Small Biomolecules : Fatty Acids and Molecular Structural Polarity

Key Points

    1.    Why are fats and lipids insoluble in aqueous environments
    2. How does the structure of a fatty acid allow for different physical properties?
    3.    Where does one find fatty acids, fats and lipids in cells?

            The second group of small biomolecules is the fatty acids, which make up the fats and lipids, with the common property of insolubility in water. A fatty acid is a dipolar molecule with a straight chain of an even number of carbon atoms, with hydrogen atoms along the length of the chain at one end of the chain.  At the other end of the hydrocarbon chain is a carboxyl group (-COOH). The carboxyl group makes the molecule an acid (see panel 2.4) If the carbon-to-carbon bonds are all single, the fatty acid is saturated; if any of the bonds is double or triple, the fatty acid is unsaturated and is more reactive. Some fatty acids have branched chains, while other fatty acids contain ring structures (e.g., prostaglandins).
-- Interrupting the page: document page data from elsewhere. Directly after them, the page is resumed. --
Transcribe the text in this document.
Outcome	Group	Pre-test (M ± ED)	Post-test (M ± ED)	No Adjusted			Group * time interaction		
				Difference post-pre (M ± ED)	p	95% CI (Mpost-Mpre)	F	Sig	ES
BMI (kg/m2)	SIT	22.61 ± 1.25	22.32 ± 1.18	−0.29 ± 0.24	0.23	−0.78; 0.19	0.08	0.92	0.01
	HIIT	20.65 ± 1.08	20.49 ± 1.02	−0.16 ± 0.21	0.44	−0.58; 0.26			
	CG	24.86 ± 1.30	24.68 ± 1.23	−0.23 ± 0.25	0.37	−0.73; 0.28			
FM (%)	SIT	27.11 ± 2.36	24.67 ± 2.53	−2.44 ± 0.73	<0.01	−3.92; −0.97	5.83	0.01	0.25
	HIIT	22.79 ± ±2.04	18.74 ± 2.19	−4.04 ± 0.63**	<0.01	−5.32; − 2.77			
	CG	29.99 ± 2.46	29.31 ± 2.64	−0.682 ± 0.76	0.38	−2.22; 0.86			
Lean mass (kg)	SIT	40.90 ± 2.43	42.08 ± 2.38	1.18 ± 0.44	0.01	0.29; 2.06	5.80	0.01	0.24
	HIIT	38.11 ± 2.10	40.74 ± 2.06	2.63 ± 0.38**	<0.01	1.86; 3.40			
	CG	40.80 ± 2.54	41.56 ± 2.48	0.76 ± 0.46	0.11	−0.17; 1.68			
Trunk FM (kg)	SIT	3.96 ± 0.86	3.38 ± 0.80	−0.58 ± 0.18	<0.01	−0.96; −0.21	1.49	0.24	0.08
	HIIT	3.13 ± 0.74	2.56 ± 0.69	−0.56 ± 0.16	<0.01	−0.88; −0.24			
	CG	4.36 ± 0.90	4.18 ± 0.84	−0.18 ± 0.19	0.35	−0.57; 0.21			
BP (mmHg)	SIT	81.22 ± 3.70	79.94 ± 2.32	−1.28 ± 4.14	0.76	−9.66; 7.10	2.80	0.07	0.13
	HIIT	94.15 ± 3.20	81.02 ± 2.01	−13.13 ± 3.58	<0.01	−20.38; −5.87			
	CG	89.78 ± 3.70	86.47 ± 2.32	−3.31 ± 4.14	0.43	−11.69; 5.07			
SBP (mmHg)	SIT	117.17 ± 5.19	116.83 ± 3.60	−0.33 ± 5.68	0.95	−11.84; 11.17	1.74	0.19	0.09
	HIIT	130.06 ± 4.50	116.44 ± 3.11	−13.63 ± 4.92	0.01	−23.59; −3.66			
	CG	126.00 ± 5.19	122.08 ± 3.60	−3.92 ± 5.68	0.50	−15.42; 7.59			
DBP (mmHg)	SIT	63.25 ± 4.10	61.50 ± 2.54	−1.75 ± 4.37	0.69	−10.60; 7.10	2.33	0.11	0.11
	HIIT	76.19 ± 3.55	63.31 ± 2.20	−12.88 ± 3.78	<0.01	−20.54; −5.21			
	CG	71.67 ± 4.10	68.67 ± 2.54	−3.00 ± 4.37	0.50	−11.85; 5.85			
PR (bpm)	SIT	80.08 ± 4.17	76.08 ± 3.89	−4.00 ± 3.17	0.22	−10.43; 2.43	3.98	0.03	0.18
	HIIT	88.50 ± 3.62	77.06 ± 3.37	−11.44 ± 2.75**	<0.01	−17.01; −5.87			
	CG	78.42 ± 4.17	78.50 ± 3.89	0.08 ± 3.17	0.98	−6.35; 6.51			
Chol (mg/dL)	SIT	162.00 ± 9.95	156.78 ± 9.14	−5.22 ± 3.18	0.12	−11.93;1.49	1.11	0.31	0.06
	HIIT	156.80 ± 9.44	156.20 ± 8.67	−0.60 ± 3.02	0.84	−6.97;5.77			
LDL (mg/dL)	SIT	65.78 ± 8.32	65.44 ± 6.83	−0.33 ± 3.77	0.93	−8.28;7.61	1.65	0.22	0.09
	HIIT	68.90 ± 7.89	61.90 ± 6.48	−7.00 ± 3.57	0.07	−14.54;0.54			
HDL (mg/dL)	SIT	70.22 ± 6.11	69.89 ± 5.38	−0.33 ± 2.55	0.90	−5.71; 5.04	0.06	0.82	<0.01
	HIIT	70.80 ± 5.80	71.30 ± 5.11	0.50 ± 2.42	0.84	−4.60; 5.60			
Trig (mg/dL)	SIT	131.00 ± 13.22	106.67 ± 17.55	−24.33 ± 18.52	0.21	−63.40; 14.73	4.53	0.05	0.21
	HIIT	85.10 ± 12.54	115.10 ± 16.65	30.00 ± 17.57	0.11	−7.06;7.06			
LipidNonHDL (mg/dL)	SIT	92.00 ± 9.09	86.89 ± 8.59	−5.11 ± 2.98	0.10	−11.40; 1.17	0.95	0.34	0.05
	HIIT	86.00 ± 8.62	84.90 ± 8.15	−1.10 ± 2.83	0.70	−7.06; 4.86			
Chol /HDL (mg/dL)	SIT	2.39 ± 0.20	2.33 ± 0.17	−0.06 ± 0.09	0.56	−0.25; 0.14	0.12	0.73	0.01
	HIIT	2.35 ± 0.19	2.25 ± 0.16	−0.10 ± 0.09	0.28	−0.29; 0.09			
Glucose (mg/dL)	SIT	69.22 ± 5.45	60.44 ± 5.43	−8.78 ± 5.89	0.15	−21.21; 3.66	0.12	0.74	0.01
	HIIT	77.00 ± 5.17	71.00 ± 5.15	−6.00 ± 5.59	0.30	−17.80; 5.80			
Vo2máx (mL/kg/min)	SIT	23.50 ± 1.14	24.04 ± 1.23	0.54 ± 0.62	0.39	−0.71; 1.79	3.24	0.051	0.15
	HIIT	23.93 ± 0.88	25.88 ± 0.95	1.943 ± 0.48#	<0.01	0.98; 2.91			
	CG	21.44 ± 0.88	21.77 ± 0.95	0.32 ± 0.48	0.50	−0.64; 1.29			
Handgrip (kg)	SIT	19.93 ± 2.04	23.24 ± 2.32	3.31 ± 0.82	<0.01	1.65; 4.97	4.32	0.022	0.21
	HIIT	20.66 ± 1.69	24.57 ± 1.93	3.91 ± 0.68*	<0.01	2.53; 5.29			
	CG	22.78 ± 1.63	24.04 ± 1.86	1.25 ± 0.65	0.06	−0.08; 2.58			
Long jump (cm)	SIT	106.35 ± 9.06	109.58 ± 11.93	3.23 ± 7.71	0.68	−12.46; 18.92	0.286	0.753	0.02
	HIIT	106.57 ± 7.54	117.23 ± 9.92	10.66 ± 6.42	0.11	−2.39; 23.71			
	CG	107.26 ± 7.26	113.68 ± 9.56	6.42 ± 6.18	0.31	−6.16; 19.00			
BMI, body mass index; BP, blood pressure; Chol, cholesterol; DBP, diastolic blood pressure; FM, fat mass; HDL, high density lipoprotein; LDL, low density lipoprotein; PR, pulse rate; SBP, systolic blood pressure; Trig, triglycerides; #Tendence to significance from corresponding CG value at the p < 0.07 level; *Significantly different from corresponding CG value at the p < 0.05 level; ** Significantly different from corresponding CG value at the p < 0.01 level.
        The most widely distributed fatty acid in cells is oleic acid, which is abundant in some vegetable oils (e.g., olive, palm, peanut, and sunflower seed) and which makes up about 46 percent of human fat.

            Many animals cannot synthesize one or more of the fatty acids and must ingest them in foods. Such fatty acids, as linoleic and arachodonic acid, are called essential fatty acids.
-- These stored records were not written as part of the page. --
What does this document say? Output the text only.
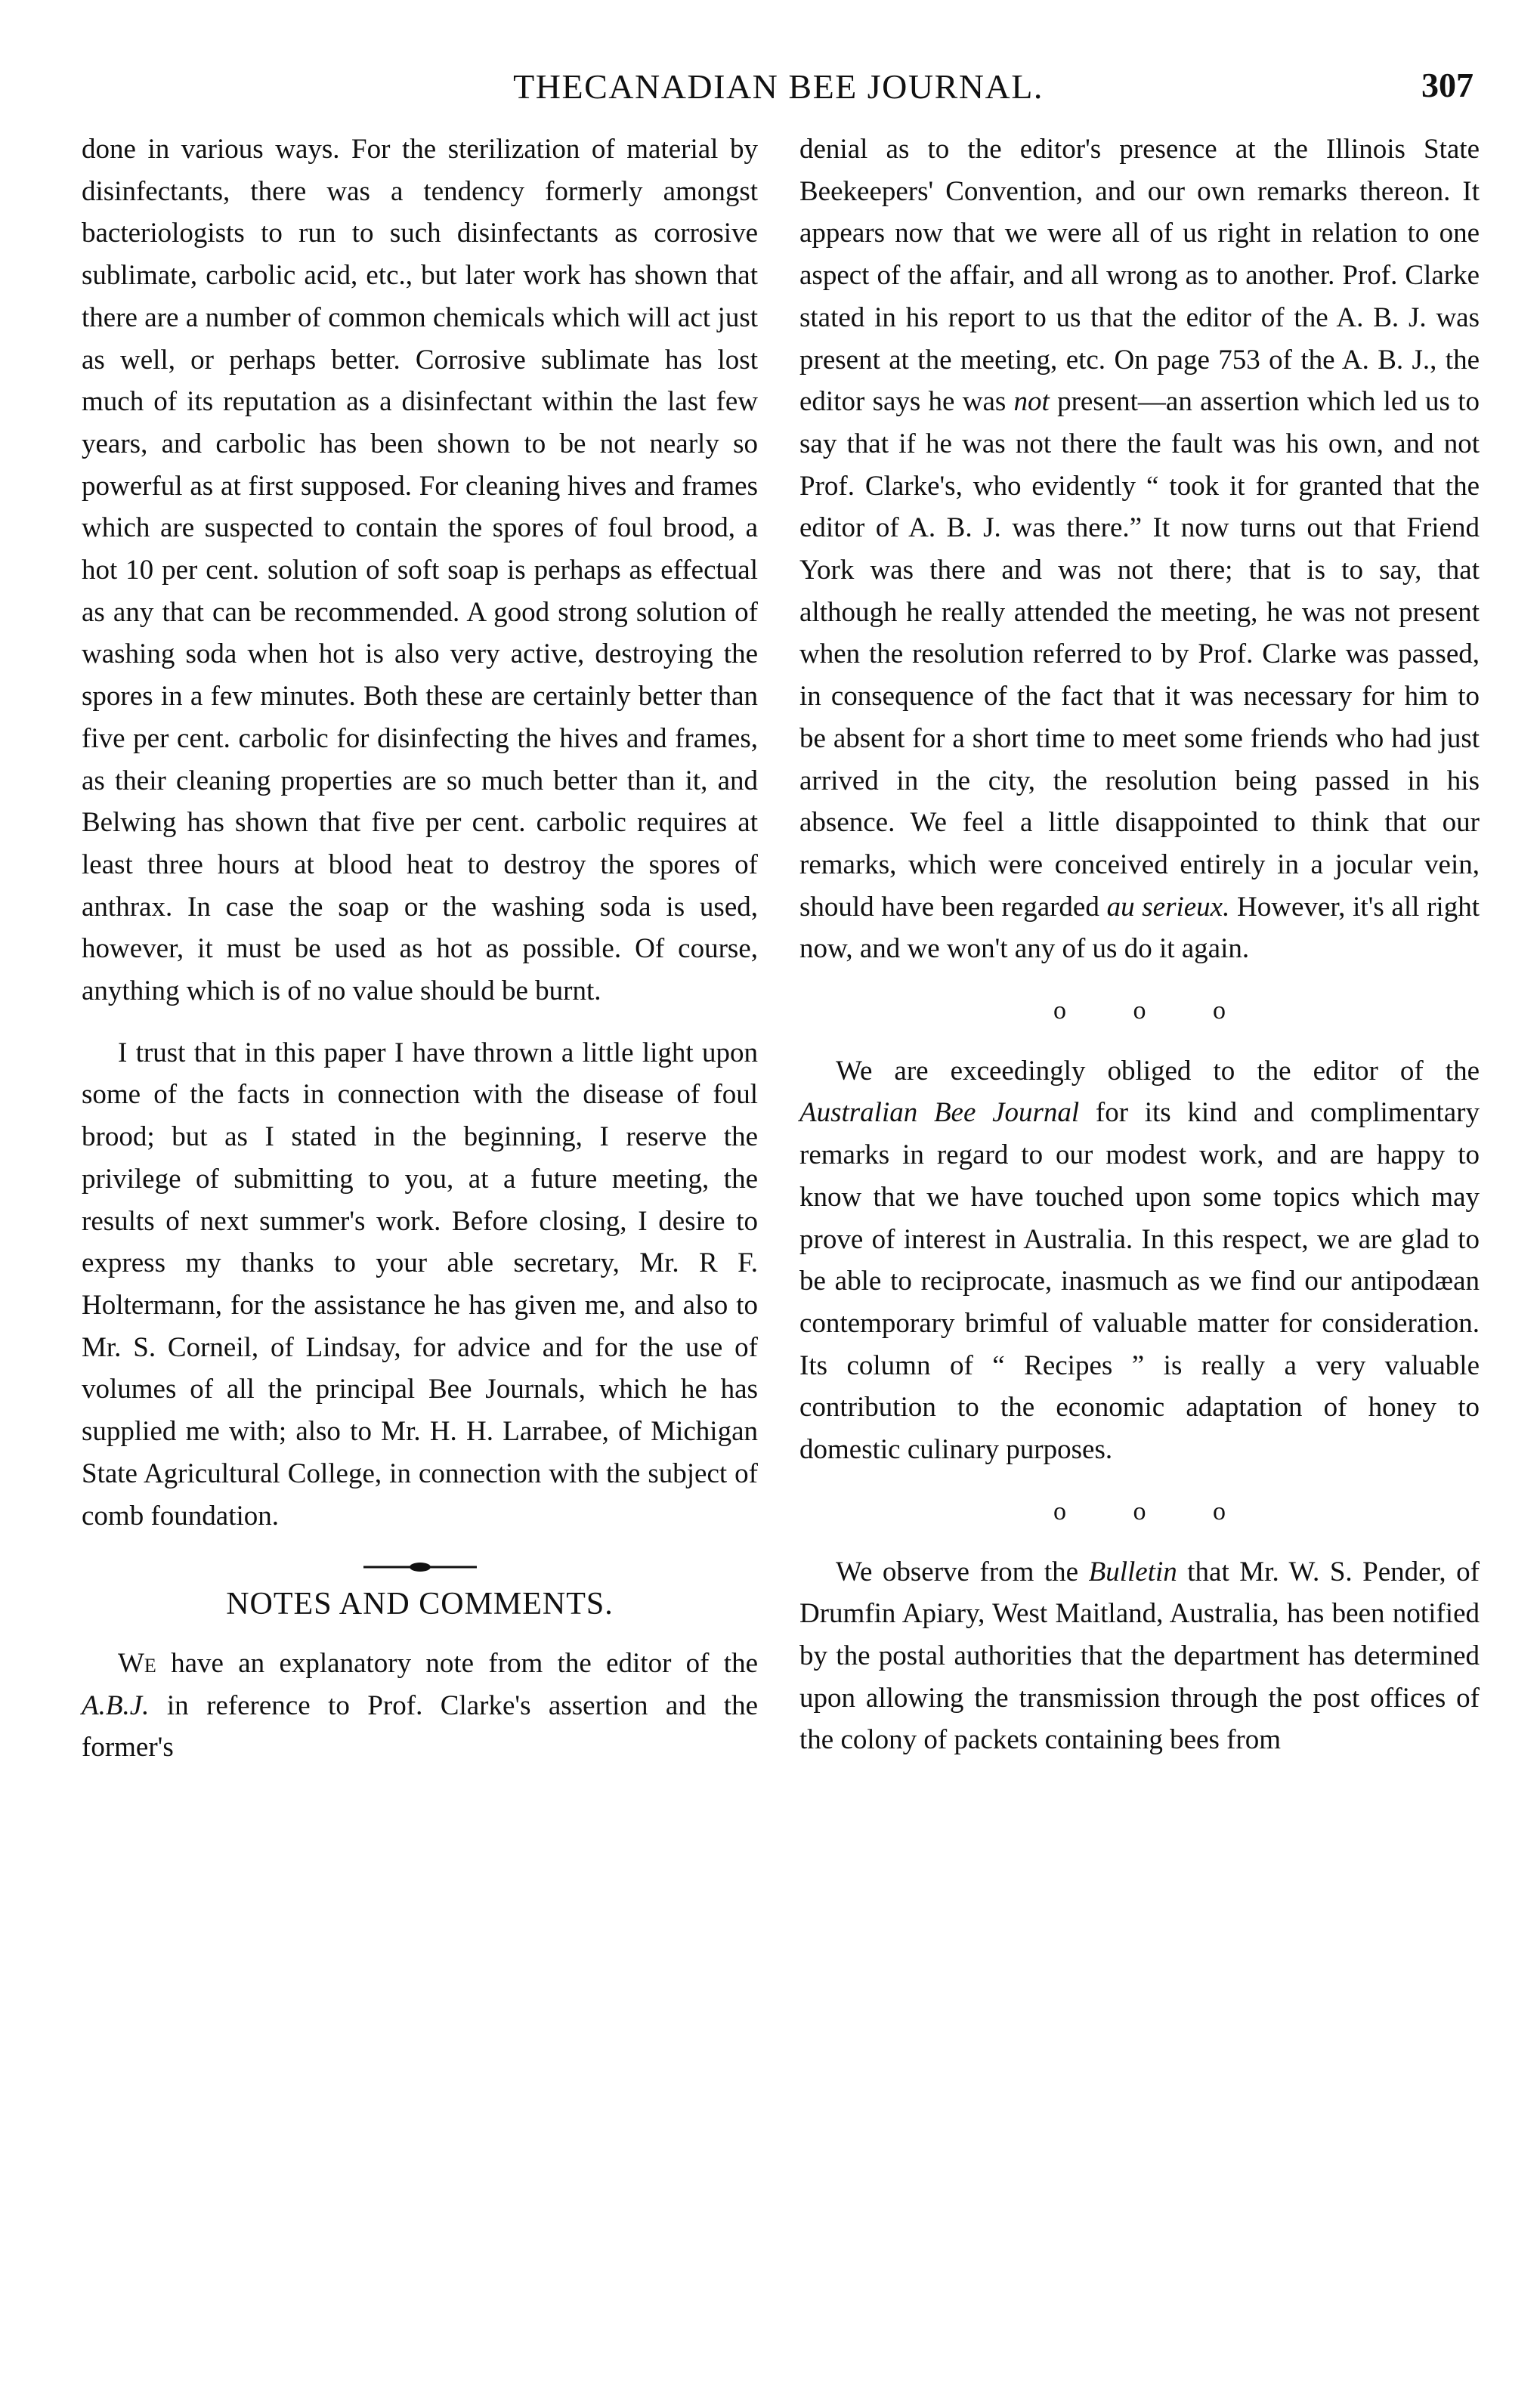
THECANADIAN BEE JOURNAL.	307

done in various ways. For the sterilization of material by disinfectants, there was a tendency formerly amongst bacteriologists to run to such disinfectants as corrosive sublimate, carbolic acid, etc., but later work has shown that there are a number of common chemicals which will act just as well, or perhaps better. Corrosive sublimate has lost much of its reputation as a disinfectant within the last few years, and carbolic has been shown to be not nearly so powerful as at first supposed. For cleaning hives and frames which are suspected to contain the spores of foul brood, a hot 10 per cent. solution of soft soap is perhaps as effectual as any that can be recommended. A good strong solution of washing soda when hot is also very active, destroying the spores in a few minutes. Both these are certainly better than five per cent. carbolic for disinfecting the hives and frames, as their cleaning properties are so much better than it, and Belwing has shown that five per cent. carbolic requires at least three hours at blood heat to destroy the spores of anthrax. In case the soap or the washing soda is used, however, it must be used as hot as possible. Of course, anything which is of no value should be burnt.

I trust that in this paper I have thrown a little light upon some of the facts in connection with the disease of foul brood; but as I stated in the beginning, I reserve the privilege of submitting to you, at a future meeting, the results of next summer's work. Before closing, I desire to express my thanks to your able secretary, Mr. R F. Holtermann, for the assistance he has given me, and also to Mr. S. Corneil, of Lindsay, for advice and for the use of volumes of all the principal Bee Journals, which he has supplied me with; also to Mr. H. H. Larrabee, of Michigan State Agricultural College, in connection with the subject of comb foundation.

NOTES AND COMMENTS.

We have an explanatory note from the editor of the A.B.J. in reference to Prof. Clarke's assertion and the former's

denial as to the editor's presence at the Illinois State Beekeepers' Convention, and our own remarks thereon. It appears now that we were all of us right in relation to one aspect of the affair, and all wrong as to another. Prof. Clarke stated in his report to us that the editor of the A. B. J. was present at the meeting, etc. On page 753 of the A. B. J., the editor says he was not present—an assertion which led us to say that if he was not there the fault was his own, and not Prof. Clarke's, who evidently “ took it for granted that the editor of A. B. J. was there.” It now turns out that Friend York was there and was not there; that is to say, that although he really attended the meeting, he was not present when the resolution referred to by Prof. Clarke was passed, in consequence of the fact that it was necessary for him to be absent for a short time to meet some friends who had just arrived in the city, the resolution being passed in his absence. We feel a little disappointed to think that our remarks, which were conceived entirely in a jocular vein, should have been regarded au serieux. However, it's all right now, and we won't any of us do it again.

o o o

We are exceedingly obliged to the editor of the Australian Bee Journal for its kind and complimentary remarks in regard to our modest work, and are happy to know that we have touched upon some topics which may prove of interest in Australia. In this respect, we are glad to be able to reciprocate, inasmuch as we find our antipodæan contemporary brimful of valuable matter for consideration. Its column of “ Recipes ” is really a very valuable contribution to the economic adaptation of honey to domestic culinary purposes.

o o o

We observe from the Bulletin that Mr. W. S. Pender, of Drumfin Apiary, West Maitland, Australia, has been notified by the postal authorities that the department has determined upon allowing the transmission through the post offices of the colony of packets containing bees from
        Fatty acids are not found in a free state in cells. Commonly they exist in fats or lipids, which are composed of three fatty acids connected to a alcohol glycerol molecule via ester bonds forming a triglyceride.  A condensation reaction links the carboxyl end of one fatty acid to the hydroxyl on one of the glycerol carbons, forming an ester bond, while eliminating water (see panel 2.5 triacylglycerols). Fats and lipids play the same general biological role as carbohydrates, one of structural molecules, as well as a storage form of energy reserve.

Hundreds of different fatty acids can contribute to lipid formation.  Some fatty acids have one or more double bonds in their hydrocarbon chain and are said to be unsaturated. panel 2.4 sat. vs. unsat. shows that the presence of a double bond in a fatty acid chain creates a rigid kink in the chain, while the rest of the fatty acid can freely rotate about the C-C bonds. Fatty acids with no double bonds are said to be saturated. Saturated fats remain solid at temperature at which unsaturated fats are melted liquids (shortening vs. vegetable oils).  Thus cold water sea animals with lots of saturated fats would have a reduced mobility.

           Another example of a lipid is a phospholipid, a major structural component of all cell membranes.  It is composed of a glycerol molecule, two fatty acids, a phosphate, and a large organic alcohol, such as choline or ethanolamine (see panel 2.4 P-lipid).

        One of the unique physical properties of phospholipids is a polarity in its molecular structure.  One end of the molecule contains only long chain hydrocarbon atoms (the fatty acid end) and as such exhibits a property of hydrophobicity. Hydrophobicity is best described being fat-soluble, but water insoluble or lacking an affinity for water. The other end of the molecule holds the phosphate group and an alcohol.  It is this end which is polar, i.e., has an electric charge, and is attracted to water (hydrophilic). The hydrophilic end of a phospholipid contains electronegative oxygen atoms and ionizable groups and thus exhibits an affinity for an aqueous environment, which is termed hydrophilicity.

        Phospholipids occur in plants, animals, and bacteria. Because phospholipids do not dissolve in water, but can form an interface with water, they make excellent structural components in which water-soluble species can be sequestered within an aqueous environment. It is just this amphipathic nature of phospholipids, i.e., containing both hydrophobic and hydrophilic groups, which makes them important in membrane structure.  Phospholipids can form a two-layer structure, called the lipid bilayer, with the polar head facing out on each surface to interact with water, and with the neutral "tails" driven inward and pointing toward one another. The lipid bilayer is the structural basis of all cell membranes and is nearly impermeable to ions and most polar molecules. Proteins embedded in the phospholipid matrix transport many substances through the membrane.

        All cell membranes contain phospholipids. Liver membranes are about 40 percent phospholipid and 60 percent protein. Some typical phospholipids of widespread occurrence in plants and animals include lecithin (phosphatidyl choline) and the cephalins (phosphatidyl ethanolamine and phosphatidyl serine). Other phospholipids include plasmalogens and  phosphoinositides, present in the brain, and cardiolipin, from heart tissue. In each of these phospholipids, a glycerol is acylated at two adjacent hydroxyl groups, while the third hydroxyl forms a phosphate ester to the substance indicated in the name. For example, in phosphatidylserine the phosphate is joined through oxygen to serine and a diacyl glycerol.

        So a phospholipid is a dimorphic molecule, where one end is soluble in an aqueous environment and the other end is insoluble in water.  This unique diversity of biological properties in a single molecule is what probably helped make its role in membranes so important at the interface between the aqueous environment and the interior of cells.